1. şarkılarını dinlerken, yattığınız yerden ani sinyallerle kimi zaman bacak kaslarınızın, kimi zaman uyluk kaslarınızın kasılmasına sebep olabilecek gruptur.

    ve o kadar yılın ardından geri dönüp baktıklarında, "yaptık abi biz ya, harbi unutulmaz eserler bıraktık." diyebilen gruptur. boşverin dinleyici kitlesini, asın ergen kitlesini. kasmayın. ve sakince şunun solosunu dinleyin: tövbe

    eyvallah!
  2. darmadumanla aşmış bir iş çıkartmışlardır. soundları eskidikçe değerlenen cinstendir. değeri bilinmiyor desem komik olur, çünkü garip bir kitle tarafından hunharca tüketiliyor. sürekli heryerde çalan tüketilecek şarkılar olmasaydı diğerleri olur muydu bilinmez. buzdağının görünen kısmı olmasaydı, görünmeyen kısmından bihaber olmaz mıydık?

    tövbeyi karıştırmıycaktın
  3. sahne performansları iyi olan grup.yani öyle '' abi ne muazzam bir şeydi değil mi ?'' değil.ki büyük bir ihtimalle -birçok kişi böyle düşünüyordur- iyi olmasının en büyük nedenlerinden biri sahnede inanılmaz bir performans gösteren cengiz baysal'dır.zaten kaan çok içmesinden midir nedir, zayıf bir sesle çıkıyor.
    dlg
  4. sevdiğim herifler.

    bir güzelleme amacı yok, salt subjektiflik içerir.

    mad madame'e denk gelemedim ama ilk albümlerinden beri bilirim. 4-5 saat program yaptıkları pearl jam, alice in chains, pink floyd çaldıkları, türkü söyledikleri konser seviyesinde olmayan performanslarını dinlerdim. konser- program ganimeti 7-8 adet penayı, alen ve cengiz'in bagetlerini hala saklarım.

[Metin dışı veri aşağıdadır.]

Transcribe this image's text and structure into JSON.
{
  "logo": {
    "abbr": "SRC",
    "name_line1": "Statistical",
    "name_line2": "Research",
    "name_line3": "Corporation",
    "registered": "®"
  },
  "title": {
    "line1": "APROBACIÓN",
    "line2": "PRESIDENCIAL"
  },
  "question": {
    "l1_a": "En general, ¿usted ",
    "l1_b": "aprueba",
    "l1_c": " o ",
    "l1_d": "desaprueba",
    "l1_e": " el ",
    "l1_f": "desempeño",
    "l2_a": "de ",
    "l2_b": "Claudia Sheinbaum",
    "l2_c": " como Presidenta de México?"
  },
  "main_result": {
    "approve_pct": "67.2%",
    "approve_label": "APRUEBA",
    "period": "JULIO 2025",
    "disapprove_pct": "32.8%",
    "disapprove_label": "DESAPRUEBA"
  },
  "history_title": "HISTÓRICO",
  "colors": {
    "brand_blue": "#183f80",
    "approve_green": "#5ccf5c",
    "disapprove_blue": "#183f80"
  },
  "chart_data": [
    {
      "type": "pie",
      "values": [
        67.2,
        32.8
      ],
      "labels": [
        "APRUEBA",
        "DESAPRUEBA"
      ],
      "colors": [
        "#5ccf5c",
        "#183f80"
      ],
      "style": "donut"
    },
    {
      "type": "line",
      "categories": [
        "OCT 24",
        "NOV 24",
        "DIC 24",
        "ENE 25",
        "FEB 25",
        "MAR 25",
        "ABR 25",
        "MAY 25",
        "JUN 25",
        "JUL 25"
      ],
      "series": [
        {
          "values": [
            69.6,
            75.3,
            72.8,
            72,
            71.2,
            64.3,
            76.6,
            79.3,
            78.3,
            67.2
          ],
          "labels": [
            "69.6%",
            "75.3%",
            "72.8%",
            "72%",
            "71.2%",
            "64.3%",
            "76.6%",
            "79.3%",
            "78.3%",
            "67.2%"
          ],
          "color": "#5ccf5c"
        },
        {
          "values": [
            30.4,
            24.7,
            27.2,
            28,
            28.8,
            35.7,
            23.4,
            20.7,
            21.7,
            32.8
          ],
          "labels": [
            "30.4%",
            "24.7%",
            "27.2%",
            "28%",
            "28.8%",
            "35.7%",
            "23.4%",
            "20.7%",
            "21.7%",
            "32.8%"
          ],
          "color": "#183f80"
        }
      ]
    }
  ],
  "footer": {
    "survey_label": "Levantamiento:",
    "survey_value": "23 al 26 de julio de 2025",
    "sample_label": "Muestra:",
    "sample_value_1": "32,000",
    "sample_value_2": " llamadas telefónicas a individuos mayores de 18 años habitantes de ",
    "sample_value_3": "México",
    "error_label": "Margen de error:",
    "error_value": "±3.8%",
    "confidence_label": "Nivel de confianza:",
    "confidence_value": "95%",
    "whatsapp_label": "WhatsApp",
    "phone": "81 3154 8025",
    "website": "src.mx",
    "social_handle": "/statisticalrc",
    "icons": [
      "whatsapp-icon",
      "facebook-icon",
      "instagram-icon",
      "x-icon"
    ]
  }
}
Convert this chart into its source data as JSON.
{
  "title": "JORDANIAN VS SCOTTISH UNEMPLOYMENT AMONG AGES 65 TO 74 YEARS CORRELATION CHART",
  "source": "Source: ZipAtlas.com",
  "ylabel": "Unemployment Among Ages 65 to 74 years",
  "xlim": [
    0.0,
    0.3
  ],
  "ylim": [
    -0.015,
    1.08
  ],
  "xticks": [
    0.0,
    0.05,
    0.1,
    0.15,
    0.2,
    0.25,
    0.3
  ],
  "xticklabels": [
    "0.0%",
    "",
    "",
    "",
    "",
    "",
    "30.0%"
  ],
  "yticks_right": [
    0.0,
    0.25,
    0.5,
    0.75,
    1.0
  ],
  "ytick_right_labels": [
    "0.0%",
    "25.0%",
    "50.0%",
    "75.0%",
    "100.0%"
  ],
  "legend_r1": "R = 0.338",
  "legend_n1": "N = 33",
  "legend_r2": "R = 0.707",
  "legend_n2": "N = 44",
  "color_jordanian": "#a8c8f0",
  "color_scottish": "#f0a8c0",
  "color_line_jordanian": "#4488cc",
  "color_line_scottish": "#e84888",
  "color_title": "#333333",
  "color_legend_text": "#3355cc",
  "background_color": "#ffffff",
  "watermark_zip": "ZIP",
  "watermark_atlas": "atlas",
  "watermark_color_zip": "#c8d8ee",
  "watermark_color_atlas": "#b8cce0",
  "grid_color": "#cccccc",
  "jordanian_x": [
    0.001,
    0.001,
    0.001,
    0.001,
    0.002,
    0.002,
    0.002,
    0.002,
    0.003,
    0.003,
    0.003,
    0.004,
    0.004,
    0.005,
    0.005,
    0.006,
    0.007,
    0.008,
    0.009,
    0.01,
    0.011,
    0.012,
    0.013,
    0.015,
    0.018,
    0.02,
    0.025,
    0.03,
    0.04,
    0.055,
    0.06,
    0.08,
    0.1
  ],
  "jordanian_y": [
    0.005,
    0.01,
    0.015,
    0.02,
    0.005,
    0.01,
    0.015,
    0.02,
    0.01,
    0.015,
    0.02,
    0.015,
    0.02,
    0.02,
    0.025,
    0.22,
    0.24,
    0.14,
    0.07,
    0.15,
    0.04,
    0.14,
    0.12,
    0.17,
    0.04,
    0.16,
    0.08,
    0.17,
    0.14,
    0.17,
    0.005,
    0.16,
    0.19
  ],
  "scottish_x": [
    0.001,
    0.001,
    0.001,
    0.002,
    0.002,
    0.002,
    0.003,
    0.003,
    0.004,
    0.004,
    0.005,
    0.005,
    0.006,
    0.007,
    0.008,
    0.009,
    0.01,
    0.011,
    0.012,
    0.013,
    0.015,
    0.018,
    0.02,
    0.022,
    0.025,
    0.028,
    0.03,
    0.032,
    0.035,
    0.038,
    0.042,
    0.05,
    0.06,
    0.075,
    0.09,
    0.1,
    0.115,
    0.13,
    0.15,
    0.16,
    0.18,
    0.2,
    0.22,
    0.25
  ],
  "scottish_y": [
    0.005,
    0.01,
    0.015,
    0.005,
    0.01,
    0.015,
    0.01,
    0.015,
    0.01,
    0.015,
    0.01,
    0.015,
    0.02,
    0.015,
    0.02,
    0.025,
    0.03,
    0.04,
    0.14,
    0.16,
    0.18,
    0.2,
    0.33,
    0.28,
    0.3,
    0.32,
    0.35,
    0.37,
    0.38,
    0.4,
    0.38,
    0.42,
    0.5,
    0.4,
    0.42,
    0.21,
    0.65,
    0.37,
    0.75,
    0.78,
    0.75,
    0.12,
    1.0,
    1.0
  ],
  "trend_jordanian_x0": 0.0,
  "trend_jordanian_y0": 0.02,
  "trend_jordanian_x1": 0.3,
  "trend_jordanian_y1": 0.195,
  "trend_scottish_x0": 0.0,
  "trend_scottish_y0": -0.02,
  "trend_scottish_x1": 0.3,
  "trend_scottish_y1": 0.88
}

    göreceliliği mutlak olmakla birlikte bence eski köprüaltı (1999)^:halimiz duman, köprüaltı, hatun, senin gibi, yalnızlık paylaşılmaz, hayatı yaşa, dağlar bağlar, dönek, istanbul^ albümleri ülkemiz rock tarihinin -tek şarkı değil albüm olarak- en iyi albümlerinden biridir. o zaman sadece belli bir kitlenin bildiği bize özellik durumu da vardı tabi ki.^:bu arada kaan'ın bir çok şarkıyı yazdığı ahu paşakay köprüaltı klibinde oynamıştır^

    iğrenç espirili bir konser anekdotu;
    -arkadaşlar cem'i bilir misiniz
    +cem, cem karaca, hangi cem?
    -yok pearl jam (jeremy introsu girer)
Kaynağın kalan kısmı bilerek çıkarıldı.